L'attesa, per un giocatore, è diventata un elemento tremendamente influente, fin troppo. Non posso negare che parte della ragione sia la preoccupante deriva della cultura dell'hype ormai arrivata a vette fin troppo ossessive, ma dall'altro lato non posso neanche concedere l'assoluta assuefazione dell'ingegno umano a queste pratiche. Fermo restando che parte del torto è sicuramente da dare al mercato e a come sfrutta la sensazione di attesa per puri fini di marketing, pubblicità e tante altre pratiche che hanno alimentato un circolo vizioso in cui il consumatore è sia richiedente che vittima al tempo stesso. Non a caso, lo stesso Cyberpunk 2077 è stato messo così sotto attacco proprio perché ha avuto una campagna pubblicitaria molto spinta, presente e costantemente sotto gli occhi del cliente. Se giorno dopo giorno non si fa altro che parlare del gioco più atteso, è normale che si aumenti il desiderio della possessione a dismisura: è la stessa macchina che alimenta i gadget e le loro vendite piuttosto remunerative.
Al giocatore non piace aspettare, vuole tutto e subito e quando non arriva sente in dovere di invocare il suo diritto da Dio Consumatore, oggetto finale dei desideri degli sviluppatori ed entità con i poteri di decidere le sorti di un gioco (spoiler: non è così). E da questa voglia di avere l'immediatezza che arrivano sistemi come il Quick Resume, la super connessione perché se non ce l'hai sei un pirla, la console più veloce al mondo perché aspettare 1 minuto di caricamento è incocepibile, il Game Pass per avere tutti i giochi a prezzo comodo e alla portata di mano, i pre ordini così stai sicuro che arriva al day one, la Day One Edition super mega bella per dirti che "wow sei arrivato il primo giorno di gioco, congratulazioni ecco una skin". Questo è il peccato maggiore del mercato, il quale continuerà a comportarsi da tale perché è così che al momento gira la ruota e l'unica speranza rimastaci è il riuscire a educarci a vicenda sul come vivere l'esperienza di un prodotto senza per forza trattarlo come una droga.
Il processo si ripete anche nell'attesa per le nuove console, non sia mai che una pandemia si metta di mezzo al nostro DAY ONE SACRO. C'è chi l'ha capito, per fortuna, e attende il corriere o la possibilità di comprarla con tranquillità.

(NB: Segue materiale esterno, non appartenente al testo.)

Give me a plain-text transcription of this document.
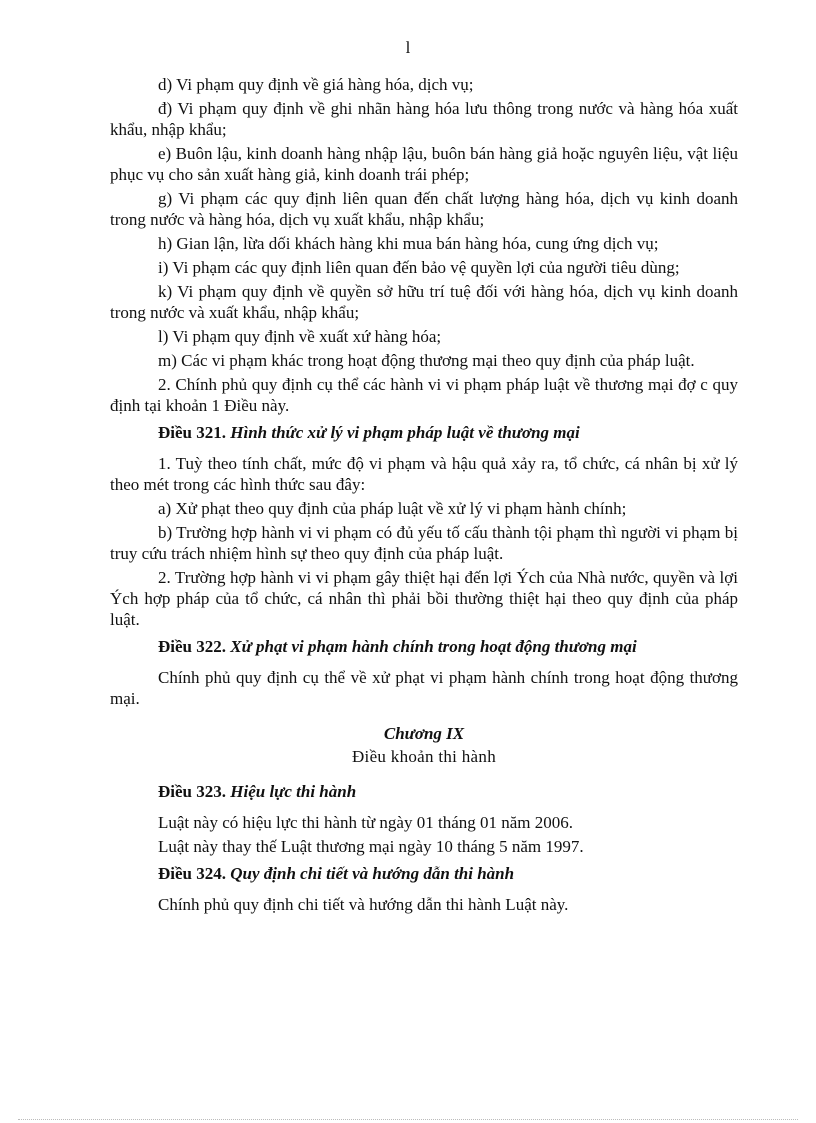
l

d) Vi phạm quy định về giá hàng hóa, dịch vụ;

đ) Vi phạm quy định về ghi nhãn hàng hóa lưu thông trong nước và hàng hóa xuất khẩu, nhập khẩu;

e) Buôn lậu, kinh doanh hàng nhập lậu, buôn bán hàng giả hoặc nguyên liệu, vật liệu phục vụ cho sản xuất hàng giả, kinh doanh trái phép;

g) Vi phạm các quy định liên quan đến chất lượng hàng hóa, dịch vụ kinh doanh trong nước và hàng hóa, dịch vụ xuất khẩu, nhập khẩu;

h) Gian lận, lừa dối khách hàng khi mua bán hàng hóa, cung ứng dịch vụ;

i) Vi phạm các quy định liên quan đến bảo vệ quyền lợi của người tiêu dùng;

k) Vi phạm quy định về quyền sở hữu trí tuệ đối với hàng hóa, dịch vụ kinh doanh trong nước và xuất khẩu, nhập khẩu;

l) Vi phạm quy định về xuất xứ hàng hóa;

m) Các vi phạm khác trong hoạt động thương mại theo quy định của pháp luật.

2. Chính phủ quy định cụ thể các hành vi vi phạm pháp luật về thương mại đợ c quy định tại khoản 1 Điều này.

Điều 321. Hình thức xử lý vi phạm pháp luật về thương mại

1. Tuỳ theo tính chất, mức độ vi phạm và hậu quả xảy ra, tổ chức, cá nhân bị xử lý theo mét trong các hình thức sau đây:

a) Xử phạt theo quy định của pháp luật về xử lý vi phạm hành chính;

b) Trường hợp hành vi vi phạm có đủ yếu tố cấu thành tội phạm thì người vi phạm bị truy cứu trách nhiệm hình sự theo quy định của pháp luật.

2. Trường hợp hành vi vi phạm gây thiệt hại đến lợi Ých của Nhà nước, quyền và lợi Ých hợp pháp của tổ chức, cá nhân thì phải bồi thường thiệt hại theo quy định của pháp luật.

Điều 322. Xử phạt vi phạm hành chính trong hoạt động thương mại

Chính phủ quy định cụ thể về xử phạt vi phạm hành chính trong hoạt động thương mại.

Chương IX

Điều khoản thi hành

Điều 323. Hiệu lực thi hành

Luật này có hiệu lực thi hành từ ngày 01 tháng 01 năm 2006.

Luật này thay thế Luật thương mại ngày 10 tháng 5 năm 1997.

Điều 324. Quy định chi tiết và hướng dẫn thi hành

Chính phủ quy định chi tiết và hướng dẫn thi hành Luật này.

E poi ci sono i soliti che minacciano addirittura i negozianti, i black block dei pixel insomma. Ecco, quest'anno è arrivata l'ora di rendersi conto che stiamo esagerando tutti con questa smania.
Dobbiamo tornare a essere pazienti quanto basta per non diventare una schifezza umana ambulante, in modo che così gli studi di sviluppo non debbano continuare a pressare i loro lavoratori per appagare il famelico desiderio della promessa della release in tempi più che rapidi e fanculo ciò che serve per far uscire un prodotto come si deve. Il bello è che ci lamentiamo di patch al day one, dei bug non corretti, delle fasi di testing non fatte. Siamo un contro senso vivente, perché fino a che non esce un titolo stiamo lì come il bambino sul sedile posteriore che chiede se si è arrivati a destinazione ogni 5 secondi.
Perché andando avanti così, nessuno avrà più voglia di darci un altro Cyberpunk e, una volta esauriti i pochi rimasti a sopportare le vessazioni di un pubblico di maiali, non ci sarà proprio qualcuno in grado di farlo.